Bilkent University
Insightful Corporation
Seattle, WA
Content-based image retrieval (CBIR) has become a very popular research
area in the recent years as it provides new application areas and new
challenges to image processing, machine learning, computer vision and
pattern recognition. In this talk, I will give an overview of two
probabilistic approaches to CBIR. In the system developed at the University
of Washington, we pose the retrieval problem in a classification framework
where the goal is to minimize the classification error in a setting of two
classes: the relevance and irrelevance classes of the query. We propose
effective solutions to different levels of the retrieval process within
this framework. Feature extraction and normalization is done by maximizing
class separability. Similarity is measured using likelihood of two images
being similar or dissimilar. A key aspect of our framework is a two-level
modeling of probability. The first level maps high-dimensional feature
spaces to two-dimensional probability spaces using parametric density
models for features. The second level uses combinations of classifiers
trained in multiple probability spaces and corresponds to a modeling of
``probability of probability'' to compensate for errors in modeling
probabilities in feature spaces. The Bayesian formulation also provides
a unified framework for fusion of information from different features
as well as support for relevance feedback.
In the second part of the talk, I will describe our work on interactive
classification and retrieval of remote sensing images at Insightful
Corporation. We developed a hierarchical representation that models
image content in pixel, region and scene levels to reduce the gap between
low-level features and high-level user semantics. Pixel level representations
are learned through automatic fusion of spectral, textural and ancillary
features using decision tree, rule-based and naive Bayes classifiers.
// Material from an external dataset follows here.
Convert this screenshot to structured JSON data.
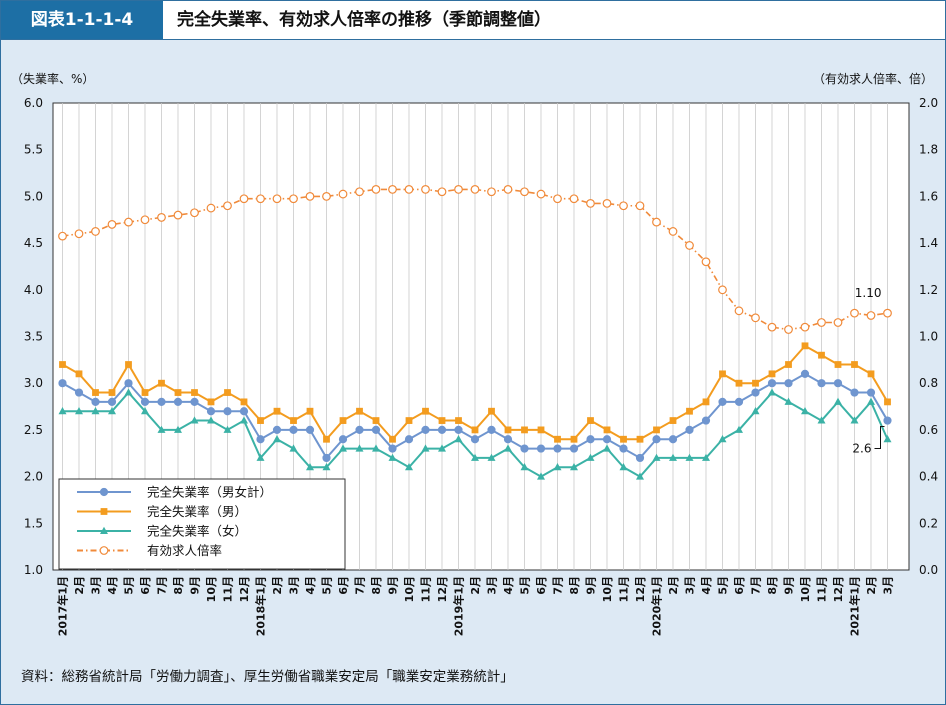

Region level representations consist of shape characteristics and statistics
of groups of pixels. Scene level representations include a visual grammar
that models spatial interactions of region groups using attributed relational
graph structures. The visual grammar can be used to summarize image content
and to classify images into high-level categories using Bayesian classifiers
that automatically learn groups of regions that can distinguish particular
classes of scenes from others. Quantitative results and example queries
will be presented for both systems.
DATE:
September 2, 2003, Tuesday @ 13:40
PLACE: EA-502